LYNNWOOD — The city has settled a federal lawsuit with a rape victim who police detectives once accused of lying about being sexually assaulted.
Lynnwood’s insurance company agreed to pay the woman $150,000 to put an end to the case.
“More important than the money was to hold police accountable for this horrible wrong and hopefully change how the police department approaches these cases,” the woman’s attorney, Rich Fisher, said Wednesday.
His client “was determined that this should be brought to light so no other kid would have to go through this,” the Seattle lawyer said.
The woman, identified only as “D.M.” in court papers, also settled with the Everett-based nonprofit youth advocacy agency, Cocoon House. The woman, then 18, was receiving case management services from Cocoon House and enrolled in a program that provided social services to young people no longer eligible for the state’s foster care system.
The terms of the settlement with Cocoon House are confidential, Fisher said.
The woman claimed that the police bullied her into recanting her report that she had been tied up, threatened with a knife and attacked inside her Lynnwood apartment on Aug. 11, 2008.
The officers also told her that if she failed a lie detector test that she would lose her housing, according to the lawsuit.
The woman also alleged that Cocoon House employees failed to help her after she told them she wanted to return to the police department and take back her statement that she hadn’t been raped.
The lawsuit alleged that the employees told the teen that if she lied to police she would be removed from the program. She was forced to tell other program participants that she made up the story about being raped.
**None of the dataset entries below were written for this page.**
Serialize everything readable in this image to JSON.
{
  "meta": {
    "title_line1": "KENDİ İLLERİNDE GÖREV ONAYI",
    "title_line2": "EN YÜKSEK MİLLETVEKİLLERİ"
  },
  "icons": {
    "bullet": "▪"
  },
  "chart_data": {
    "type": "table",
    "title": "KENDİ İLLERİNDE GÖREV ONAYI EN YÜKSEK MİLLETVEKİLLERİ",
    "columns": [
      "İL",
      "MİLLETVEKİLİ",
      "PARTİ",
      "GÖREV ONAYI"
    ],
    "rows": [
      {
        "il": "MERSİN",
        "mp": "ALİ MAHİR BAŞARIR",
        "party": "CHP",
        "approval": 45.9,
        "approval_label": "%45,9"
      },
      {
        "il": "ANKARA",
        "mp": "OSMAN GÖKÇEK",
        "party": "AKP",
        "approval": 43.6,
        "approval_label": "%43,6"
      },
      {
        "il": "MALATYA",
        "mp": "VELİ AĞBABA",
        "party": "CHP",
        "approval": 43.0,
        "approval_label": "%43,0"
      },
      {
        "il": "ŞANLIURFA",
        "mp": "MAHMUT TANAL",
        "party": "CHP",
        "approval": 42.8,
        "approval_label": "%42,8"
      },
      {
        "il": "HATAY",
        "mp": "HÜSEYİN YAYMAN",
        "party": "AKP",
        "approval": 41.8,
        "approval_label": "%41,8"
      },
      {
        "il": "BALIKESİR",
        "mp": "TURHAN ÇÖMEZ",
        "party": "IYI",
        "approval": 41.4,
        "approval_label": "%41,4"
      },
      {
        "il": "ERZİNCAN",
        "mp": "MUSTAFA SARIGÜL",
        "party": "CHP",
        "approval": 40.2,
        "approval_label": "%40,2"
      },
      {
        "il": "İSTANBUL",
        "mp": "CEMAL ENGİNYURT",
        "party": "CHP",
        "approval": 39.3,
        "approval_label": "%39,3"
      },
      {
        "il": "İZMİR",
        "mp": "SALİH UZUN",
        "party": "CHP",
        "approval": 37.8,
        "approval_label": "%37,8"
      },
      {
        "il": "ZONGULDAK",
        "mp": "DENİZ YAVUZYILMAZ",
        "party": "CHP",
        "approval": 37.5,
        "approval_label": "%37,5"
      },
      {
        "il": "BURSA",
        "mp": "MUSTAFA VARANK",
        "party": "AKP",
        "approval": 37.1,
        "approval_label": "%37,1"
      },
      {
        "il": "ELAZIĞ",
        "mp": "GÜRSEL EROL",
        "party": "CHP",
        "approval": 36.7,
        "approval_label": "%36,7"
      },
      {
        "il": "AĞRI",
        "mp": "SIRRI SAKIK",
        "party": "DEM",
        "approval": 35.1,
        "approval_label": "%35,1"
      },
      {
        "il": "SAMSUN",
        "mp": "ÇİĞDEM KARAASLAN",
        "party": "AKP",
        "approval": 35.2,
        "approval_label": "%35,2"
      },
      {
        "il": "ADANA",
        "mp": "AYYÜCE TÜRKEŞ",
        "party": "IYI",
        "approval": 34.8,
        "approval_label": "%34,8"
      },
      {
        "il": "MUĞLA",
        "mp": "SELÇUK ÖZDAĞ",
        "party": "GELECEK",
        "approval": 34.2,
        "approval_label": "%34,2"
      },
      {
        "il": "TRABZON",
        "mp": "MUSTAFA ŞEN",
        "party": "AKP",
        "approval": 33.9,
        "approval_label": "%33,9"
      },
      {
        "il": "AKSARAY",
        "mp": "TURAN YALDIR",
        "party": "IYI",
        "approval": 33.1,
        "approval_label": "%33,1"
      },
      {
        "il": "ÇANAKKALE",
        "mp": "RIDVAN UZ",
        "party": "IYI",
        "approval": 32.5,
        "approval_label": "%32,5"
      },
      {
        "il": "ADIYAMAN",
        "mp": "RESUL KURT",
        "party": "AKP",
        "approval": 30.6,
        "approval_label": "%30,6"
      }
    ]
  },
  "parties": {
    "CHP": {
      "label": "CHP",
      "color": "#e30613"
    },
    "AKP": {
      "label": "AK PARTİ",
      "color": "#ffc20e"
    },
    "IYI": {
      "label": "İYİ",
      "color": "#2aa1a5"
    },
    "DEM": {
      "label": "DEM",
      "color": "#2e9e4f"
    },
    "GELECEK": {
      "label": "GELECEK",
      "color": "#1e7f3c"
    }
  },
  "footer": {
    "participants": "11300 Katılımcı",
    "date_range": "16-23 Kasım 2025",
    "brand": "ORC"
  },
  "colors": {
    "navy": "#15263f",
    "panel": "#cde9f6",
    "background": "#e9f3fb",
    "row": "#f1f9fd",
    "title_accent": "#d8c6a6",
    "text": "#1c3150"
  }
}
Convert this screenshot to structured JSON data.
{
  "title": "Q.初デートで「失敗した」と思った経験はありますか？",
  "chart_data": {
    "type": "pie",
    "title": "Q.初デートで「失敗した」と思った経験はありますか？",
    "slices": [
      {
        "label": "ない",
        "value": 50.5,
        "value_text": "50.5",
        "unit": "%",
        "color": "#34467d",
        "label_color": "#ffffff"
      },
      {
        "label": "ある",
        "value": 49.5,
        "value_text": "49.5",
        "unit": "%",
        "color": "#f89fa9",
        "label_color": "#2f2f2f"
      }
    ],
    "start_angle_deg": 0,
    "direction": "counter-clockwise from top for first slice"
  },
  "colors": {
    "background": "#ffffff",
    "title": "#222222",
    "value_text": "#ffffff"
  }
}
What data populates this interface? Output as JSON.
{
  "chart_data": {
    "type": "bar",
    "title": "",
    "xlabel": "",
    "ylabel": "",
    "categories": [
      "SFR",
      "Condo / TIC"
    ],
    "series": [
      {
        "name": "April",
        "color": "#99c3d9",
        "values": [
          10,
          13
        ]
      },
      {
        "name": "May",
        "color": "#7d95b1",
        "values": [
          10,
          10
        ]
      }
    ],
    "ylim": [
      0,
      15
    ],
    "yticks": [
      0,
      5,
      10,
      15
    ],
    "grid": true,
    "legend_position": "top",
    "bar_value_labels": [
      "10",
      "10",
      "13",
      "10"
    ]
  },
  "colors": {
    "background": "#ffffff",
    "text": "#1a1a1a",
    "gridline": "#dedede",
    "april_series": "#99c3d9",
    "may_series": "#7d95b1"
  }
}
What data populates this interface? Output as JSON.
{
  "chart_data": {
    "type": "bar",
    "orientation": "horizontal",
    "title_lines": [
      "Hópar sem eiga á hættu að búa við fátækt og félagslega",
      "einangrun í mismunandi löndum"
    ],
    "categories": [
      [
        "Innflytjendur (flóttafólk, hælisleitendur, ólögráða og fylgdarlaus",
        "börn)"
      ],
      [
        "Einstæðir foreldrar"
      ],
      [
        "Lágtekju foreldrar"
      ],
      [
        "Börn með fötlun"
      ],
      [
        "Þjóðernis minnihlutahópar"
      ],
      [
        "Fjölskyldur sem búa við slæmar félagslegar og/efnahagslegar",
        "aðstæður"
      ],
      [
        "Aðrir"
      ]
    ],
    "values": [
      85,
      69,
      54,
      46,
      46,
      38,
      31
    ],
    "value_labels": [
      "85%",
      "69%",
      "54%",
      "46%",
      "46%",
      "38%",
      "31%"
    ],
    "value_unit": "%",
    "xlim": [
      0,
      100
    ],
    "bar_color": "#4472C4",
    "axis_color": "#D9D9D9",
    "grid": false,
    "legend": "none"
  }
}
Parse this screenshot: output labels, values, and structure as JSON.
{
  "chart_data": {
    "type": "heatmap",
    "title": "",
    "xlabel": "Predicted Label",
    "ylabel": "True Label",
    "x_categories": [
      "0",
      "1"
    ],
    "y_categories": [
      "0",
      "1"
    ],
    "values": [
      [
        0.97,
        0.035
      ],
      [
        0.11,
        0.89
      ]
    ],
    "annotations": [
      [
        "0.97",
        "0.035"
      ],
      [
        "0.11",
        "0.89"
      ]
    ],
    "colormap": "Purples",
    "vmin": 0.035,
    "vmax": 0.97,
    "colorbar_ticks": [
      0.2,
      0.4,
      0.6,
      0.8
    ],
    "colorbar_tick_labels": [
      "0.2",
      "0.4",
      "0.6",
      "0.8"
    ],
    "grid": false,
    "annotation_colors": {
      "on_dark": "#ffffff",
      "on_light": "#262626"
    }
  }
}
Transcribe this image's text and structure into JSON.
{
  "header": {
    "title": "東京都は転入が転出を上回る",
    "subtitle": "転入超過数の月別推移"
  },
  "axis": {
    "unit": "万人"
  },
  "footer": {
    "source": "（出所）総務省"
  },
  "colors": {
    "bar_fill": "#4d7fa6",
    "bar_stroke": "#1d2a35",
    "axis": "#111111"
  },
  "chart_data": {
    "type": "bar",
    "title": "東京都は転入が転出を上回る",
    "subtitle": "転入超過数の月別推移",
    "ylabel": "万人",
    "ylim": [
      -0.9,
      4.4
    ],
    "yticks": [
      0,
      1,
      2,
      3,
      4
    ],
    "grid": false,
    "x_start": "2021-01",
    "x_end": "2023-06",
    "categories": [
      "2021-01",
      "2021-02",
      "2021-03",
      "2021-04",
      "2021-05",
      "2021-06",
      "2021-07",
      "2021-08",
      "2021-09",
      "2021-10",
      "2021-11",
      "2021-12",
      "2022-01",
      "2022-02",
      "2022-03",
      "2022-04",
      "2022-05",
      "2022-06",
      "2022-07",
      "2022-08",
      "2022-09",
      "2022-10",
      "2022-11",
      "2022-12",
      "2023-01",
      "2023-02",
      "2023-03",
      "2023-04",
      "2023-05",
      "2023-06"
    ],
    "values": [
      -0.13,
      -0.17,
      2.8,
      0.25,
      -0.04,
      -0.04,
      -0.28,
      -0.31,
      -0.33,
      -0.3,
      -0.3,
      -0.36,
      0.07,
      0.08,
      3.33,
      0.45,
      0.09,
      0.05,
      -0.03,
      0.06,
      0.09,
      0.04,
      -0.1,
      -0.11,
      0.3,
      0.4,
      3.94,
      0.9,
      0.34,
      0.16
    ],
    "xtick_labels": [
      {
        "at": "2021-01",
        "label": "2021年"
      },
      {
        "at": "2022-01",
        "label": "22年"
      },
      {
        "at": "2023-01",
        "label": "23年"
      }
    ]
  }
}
Lynnwood city prosecutors charged the woman with false reporting. She pleaded guilty and was ordered to undergo mental health counseling and pay a $500 fine.
Lynwood police, however, reopened the rape investigation in 2011 after photographs of the woman and her identification card were found among evidence seized by Colorado police after the arrest of serial rapist Marc O’Leary.
O’Leary later admitted to raping the Lynnwood teenager and a Kirkland woman within two months of each other. The former Mountlake Terrace man sneaked into their homes, bound their hands and gagged them. He repeatedly sexually assaulted the terrified women, snapped photographs of them and threatened to post those on the Internet if they reported the assaults to police.
O’Leary was sentenced in 2012 to more than 28 years for raping the Lynnwood woman and another 40 years for the Kirkland attack. He already was serving a 327-year sentence for the Colorado rapes.
“We were wrong. Everybody feels terrible about it,” Lynnwood Police Chief Steve Jensen told The Herald in 2011. “We take sexual assaults very seriously. Our investigators always get charged up to get the bad guys in these cases.”
At the time, Jensen explained that doubts were raised because the woman’s story had changed and details she provided were inconsistent. Her foster mother and friend were also skeptical about the woman’s story, court papers said.
Jensen was named in the lawsuit along with the two detectives, Jeff Mason and Jerry Ritgarn.
“The city’s insurance company made the decision to settle,” said Lynnwood’s attorney, Robert Christie of Seattle. “There was a recognition by the insurance company that some of the claims would survive. A risk management decision was made.”
The settlement was reached last month. The money will be paid by the city’s insurance company, Christie said.
“Everybody is happy to have the matter behind us,” he said.
The woman’s record was expunged and the fine refunded after O’Leary was arrested. Lynnwood police have since received additional training about sexual assault investigations.
Fisher said his client, who no longer lives in Washington, is “pleased that the matter has been settled so she can move forward.”
She is doing well, which “is an incredible testimony to the strength of her character,” he said.